Sayang beribu sayang warung itu dirobohkan. Sebelumnya, entah ini ide nggak sehat dari siapa datangnya. Bu Rukayah disuruh pergi dari situ. Waktu itu bu Rukayah sempat mengeluh ke saya. Kalau dia diusir dan pulang kampung, terus dia bekerja apa.
“Memang siapa yang menyuruh ibu pergi.”
“Ya Pak RT.”
Aku geleng-geleng kepala. Bagaimana mungkin bu Rukayah yang setengah baya itu diusir. Di mana kepekaan mereka yang mengusir bu Rukayah. Orang kok bikin sulit orangtua, nggak takut kualat, ujarku saat itu.
Hingga beredar surat edaran yang meminta tandatangan warga yang menyetujui pengusiran bu Rukayah. Aku nggak ikut-ikutan, aku menyesalkan banget tingkah laku mereka yang ikut tandatangan. Nah salah satu orang yang ngotot Bu Rukayah pergi, adalah Pak Karta. Entah kualat entah enggak, tak lama warung dirobohkan paksa, Pak Karta kena PHK.

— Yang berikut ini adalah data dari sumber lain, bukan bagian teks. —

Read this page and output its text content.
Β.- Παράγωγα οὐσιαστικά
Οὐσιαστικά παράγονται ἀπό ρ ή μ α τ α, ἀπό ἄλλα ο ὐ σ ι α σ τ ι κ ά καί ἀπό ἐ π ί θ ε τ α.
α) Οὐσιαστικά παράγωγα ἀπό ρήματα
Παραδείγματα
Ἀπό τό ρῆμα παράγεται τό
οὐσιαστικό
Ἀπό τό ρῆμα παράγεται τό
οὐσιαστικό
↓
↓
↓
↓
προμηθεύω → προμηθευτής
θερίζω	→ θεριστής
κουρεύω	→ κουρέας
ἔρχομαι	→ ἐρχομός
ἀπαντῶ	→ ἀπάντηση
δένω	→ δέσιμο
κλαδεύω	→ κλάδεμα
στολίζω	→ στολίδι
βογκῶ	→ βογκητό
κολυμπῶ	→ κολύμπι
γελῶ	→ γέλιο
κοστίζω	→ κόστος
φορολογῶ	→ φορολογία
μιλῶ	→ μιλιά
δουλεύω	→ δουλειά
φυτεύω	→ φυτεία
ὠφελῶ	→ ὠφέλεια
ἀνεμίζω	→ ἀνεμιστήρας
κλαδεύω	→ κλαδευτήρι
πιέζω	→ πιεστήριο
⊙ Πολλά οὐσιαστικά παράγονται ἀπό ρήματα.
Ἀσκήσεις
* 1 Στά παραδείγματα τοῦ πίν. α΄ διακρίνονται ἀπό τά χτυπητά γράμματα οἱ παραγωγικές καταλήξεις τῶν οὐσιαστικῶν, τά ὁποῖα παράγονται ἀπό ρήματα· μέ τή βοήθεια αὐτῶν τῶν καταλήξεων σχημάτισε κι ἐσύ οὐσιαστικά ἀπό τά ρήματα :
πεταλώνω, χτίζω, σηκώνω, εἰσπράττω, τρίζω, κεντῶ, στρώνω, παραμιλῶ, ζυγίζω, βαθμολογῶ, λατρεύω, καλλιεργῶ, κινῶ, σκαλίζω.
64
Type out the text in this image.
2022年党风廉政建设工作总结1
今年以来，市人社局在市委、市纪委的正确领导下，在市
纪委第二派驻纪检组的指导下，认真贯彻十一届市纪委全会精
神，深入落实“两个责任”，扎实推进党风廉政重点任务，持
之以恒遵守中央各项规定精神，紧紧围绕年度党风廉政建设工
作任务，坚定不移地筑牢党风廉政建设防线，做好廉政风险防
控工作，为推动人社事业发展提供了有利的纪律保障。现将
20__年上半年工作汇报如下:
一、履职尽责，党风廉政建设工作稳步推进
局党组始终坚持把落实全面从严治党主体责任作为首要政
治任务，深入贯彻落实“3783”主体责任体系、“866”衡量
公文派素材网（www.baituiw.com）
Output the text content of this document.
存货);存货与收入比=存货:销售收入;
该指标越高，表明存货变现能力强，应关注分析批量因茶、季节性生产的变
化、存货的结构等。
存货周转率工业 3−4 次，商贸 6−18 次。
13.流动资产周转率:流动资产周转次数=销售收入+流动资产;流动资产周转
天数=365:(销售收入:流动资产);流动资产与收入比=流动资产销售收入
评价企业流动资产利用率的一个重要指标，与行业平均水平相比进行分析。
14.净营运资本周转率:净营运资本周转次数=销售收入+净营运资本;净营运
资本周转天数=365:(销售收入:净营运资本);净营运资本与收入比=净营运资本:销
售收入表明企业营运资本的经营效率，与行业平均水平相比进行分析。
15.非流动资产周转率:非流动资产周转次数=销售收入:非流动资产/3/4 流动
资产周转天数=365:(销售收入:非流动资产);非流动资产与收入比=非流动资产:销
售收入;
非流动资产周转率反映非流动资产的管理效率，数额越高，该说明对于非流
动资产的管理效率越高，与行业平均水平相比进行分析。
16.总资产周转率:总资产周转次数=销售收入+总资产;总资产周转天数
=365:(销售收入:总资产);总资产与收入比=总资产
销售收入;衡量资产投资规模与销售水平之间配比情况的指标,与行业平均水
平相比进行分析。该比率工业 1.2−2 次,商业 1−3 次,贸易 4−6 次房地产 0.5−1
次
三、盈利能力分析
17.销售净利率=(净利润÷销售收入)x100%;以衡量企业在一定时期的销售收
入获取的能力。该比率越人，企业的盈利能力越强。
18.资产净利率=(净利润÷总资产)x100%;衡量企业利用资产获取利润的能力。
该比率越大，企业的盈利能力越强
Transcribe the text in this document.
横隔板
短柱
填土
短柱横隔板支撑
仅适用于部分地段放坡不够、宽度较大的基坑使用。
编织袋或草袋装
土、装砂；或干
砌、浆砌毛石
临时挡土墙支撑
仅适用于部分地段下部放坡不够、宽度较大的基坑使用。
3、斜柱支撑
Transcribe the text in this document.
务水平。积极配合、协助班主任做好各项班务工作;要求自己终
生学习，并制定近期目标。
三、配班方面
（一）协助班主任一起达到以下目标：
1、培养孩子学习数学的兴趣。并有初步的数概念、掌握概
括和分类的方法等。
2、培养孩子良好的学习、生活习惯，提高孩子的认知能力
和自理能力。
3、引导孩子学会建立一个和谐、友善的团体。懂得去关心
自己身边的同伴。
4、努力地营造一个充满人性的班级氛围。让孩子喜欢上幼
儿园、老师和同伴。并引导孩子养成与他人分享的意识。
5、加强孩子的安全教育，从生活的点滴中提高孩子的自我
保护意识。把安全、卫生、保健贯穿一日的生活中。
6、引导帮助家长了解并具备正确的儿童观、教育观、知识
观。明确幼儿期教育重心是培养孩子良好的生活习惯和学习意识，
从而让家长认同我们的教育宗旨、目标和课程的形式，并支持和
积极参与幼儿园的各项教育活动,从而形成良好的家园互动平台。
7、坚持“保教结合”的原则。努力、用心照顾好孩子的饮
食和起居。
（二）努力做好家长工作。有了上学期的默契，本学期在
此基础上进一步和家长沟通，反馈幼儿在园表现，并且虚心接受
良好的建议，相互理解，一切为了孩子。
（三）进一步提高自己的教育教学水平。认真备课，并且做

Obrolan berakhir tanpa satu kesepakatan, apakah tanah kosong bekas gusuran warung Bu Rukayah itu mau dibikin tempar parkir, agar ada pemasukan RT. Dibikin taman atau dibiarkan saja kosong. Kalau aku sih mengusulkan dijadikan perpustakaan saja, untuk anak-anak sekeliling kami. Mengajarkan anak-anak untuk gear baca, karena manfaat membaca itu luar biasa. Menjadi peka terhadap sekeliling, tahu tenggang rasa dengan sesama, itu salah satunya.
DWY
Entry filed under: Catatan.
2 Komentar Add your own
Tinggalkan Balasan
Trackback this post | Subscribe to the comments via RSS Feed
1. Kika | Agustus 30, 2009 pukul 5:24 am
Itulah yang terjadi saatsaat ini, saat dulu aku berusaha mendirikan taman baca, para pejabat desa rame-rame datang hanya untuk minta sumbangan. Paradoks namun selalu ada garis besar yang bisa ditarik, kesempatan untuk mendapatkan sesuatu tanpa jerih payah.
2. dianing | September 11, 2009 pukul 2:17 pm
Hehe, kalimat terakhir aku suka. Menarik. Makasih ya… Salam.